Kürzlich erst hatten sich die Bundesländer Hamburg, Schleswig-Holstein und Niedersachsen unter lautem Tamtam darauf verständigt, keinen Schlick nahe der Vogelinsel Scharhörn zu deponieren. Stattdessen wurde die seit 2005 geltende Genehmigung, nahe Helgoland bei Fahrwassertonne „E 3“ Baggergut aus Elbe und Hamburger Hafen zu verklappen, verlängert; allerdings mit der Maßgabe, alsbald neue Optionen zu suchen. Kritiker hatten damals – Ende Dezember 2022 – bereits prophezeit, dass diese Suche wohl im Schlick versacken dürfte. Und genau so ist es jetzt gekommen. Gestern vereinbarten Hamburg und Schleswig-Holstein weitere E-3-Verklappung für zehn Jahre bei gleichzeitiger Erhöhung von 1,5 auf jährlich zwei Millionen Tonnen.
Peinlich sei das vor allem wegen des hierbei angewendeten Rechentricks, erläutert Klaus Baumgardt vom Hamburger Umweltverband „Rettet die Elbe“ (RdE): Amtlich sei die Rede von Millionen Tonnen Trockensubstanz, real entspreche das der zweieinhalbfachen Menge in Kubikmetern. Hamburg hat also nun Erlaubnis, in zehn Jahren rund 50 Millionen Kubikmeter bei E 3 zu verklappen – fast das Anderthalbfache jener 35 Millionen Kubikmeter, die für die jüngste, neunte Elbvertiefung 2020/21 gebaggert worden sind.
Zwar muss Hamburg dafür mehr bezahlen als bisher, zwar soll ein Teil dieses Geldes in Forschungs- und Ausgleichsmaßnahmen fließen: An der eigentlichen Misere ständig steigender Baggergutmengen ändert das nichts. Im Gegenteil: Schon vor der neunten Vertiefung hat das Sedimentaufkommen im Zusammenspiel mit hydrodynamischen Veränderungen, Klimawandel und Änderungen des Tidegeschehens ständig zugenommen, was die Hafenverwaltung Hamburg Port Authority (HPA) und die Wasser- und Schifffahrtsverwaltung des Bundes (WSV) massiv unter Druck setzt.

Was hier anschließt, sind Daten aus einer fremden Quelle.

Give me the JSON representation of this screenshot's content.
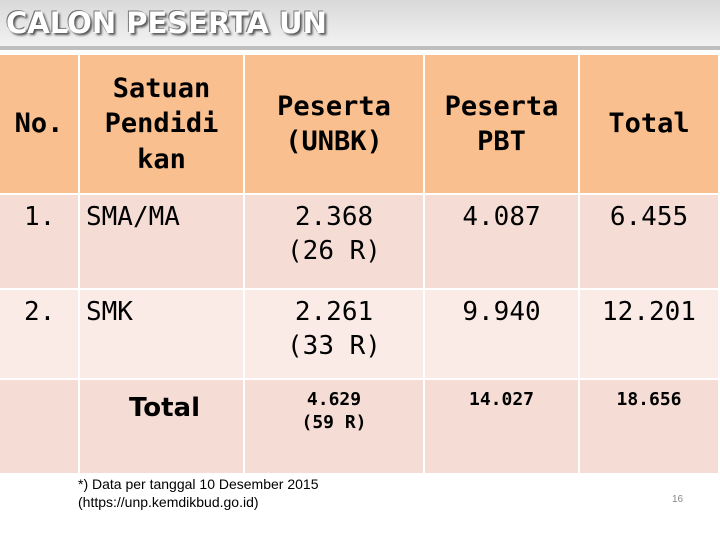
{
  "title": "CALON PESERTA UN",
  "table": {
    "header": [
      [
        "No."
      ],
      [
        "Satuan",
        "Pendidi",
        "kan"
      ],
      [
        "Peserta",
        "(UNBK)"
      ],
      [
        "Peserta",
        "PBT"
      ],
      [
        "Total"
      ]
    ],
    "rows": [
      [
        [
          "1."
        ],
        [
          "SMA/MA"
        ],
        [
          "2.368",
          "(26 R)"
        ],
        [
          "4.087"
        ],
        [
          "6.455"
        ]
      ],
      [
        [
          "2."
        ],
        [
          "SMK"
        ],
        [
          "2.261",
          "(33 R)"
        ],
        [
          "9.940"
        ],
        [
          "12.201"
        ]
      ],
      [
        [],
        [
          "Total"
        ],
        [
          "4.629",
          "(59 R)"
        ],
        [
          "14.027"
        ],
        [
          "18.656"
        ]
      ]
    ]
  },
  "footnote": [
    "*) Data per tanggal  10  Desember 2015",
    "(https://unp.kemdikbud.go.id)"
  ],
  "page_number": "16"
}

Öffentlichkeitsbeteiligung ausgehebelt
Die Hilflosigkeit insbesondere der Hamburger Politik zeigt sich auch in dem obskuren Vorgehen zur aktuellen Beschlussfassung. Wie RdE beschreibt, hat Hamburg offenbar gezielt eine eigentlich geplante Öffentlichkeitsbeteiligung ausgehebelt: Anfang März habe die HPA beim Kieler Umweltministerium die Verlängerung der E-3-Verklappung samt Mengenerhöhung beantragt, so Baumgardt. Kiel – zuständig, weil die Helgoland-Umgebung zu Schleswig-Holsteins Hoheitsgebiet gehört – habe daraufhin 23 Verbände eingeladen, bis Anfang Mai zu den mehr als 1000 Seiten umfassenden Antragsunterlagen Stellung zu nehmen. Daraus aber wurde nichts, vielmehr sei das Vorhaben jetzt „auf Druck von Hamburg“ bei einer gemeinsamen Sitzung der Kieler Landesregierung und des Hamburger Senats in Brunsbüttel „verbindlich vereinbart“ worden, „mit allen entscheidenden Regelungen über Menge, Ort, Zeitraum und Preis“. RdE spricht von einer „Erpressung durch Hamburg“ und stellt fest: „Damit ist die Beteiligung von Öffentlichkeit obsolet.“
Während Agenturen Kiels grünen Umweltminister Tobias Goldschmidt zitieren, die Vereinbarung atme „den Geist der gemeinsamen Verantwortung für das Weltnaturerbe Wattenmeer, die Elbe sowie den Hamburger Hafen als wirtschaftliche Drehscheibe Nordeuropas“, verlangt RdE – zum wiederholten Male übrigens –, dass vor weiterer Verklappung in die Nordsee endlich eine „Sedimentbilanz“ zu erstellen sei, „und zwar auf der Zeitschiene von 1999 bis heute“, also seit Abschluss der achten Elbvertiefung. Auch die jüngsten Antragsunterlagen, kritisiert RdE, enthielten keine Informationen über den Zustand der Tideelbe: „Was passiert, wenn man ihr ständig Sediment entnimmt und sie damit vertieft?“ Vorliegende Amtsgutachten seien allesamt veraltet, die misslungene neunte Elbvertiefung „sollte Warnung genug sein, nicht einfach weiter zu baggern wie bisher“, sondern zuvor die Ursache des Problems zu untersuchen.
Alternativen zu E 3 hat Hamburg indes derzeit nicht: Eine Verklappung auf See, in der Ausschließlichen Wirtschaftszone (AWZ), wird als Präzedenzfall erst vom Bundesamt für Seeschifffahrt und Hydrographie (BSH) geprüft – Entscheidung nicht vor 2025.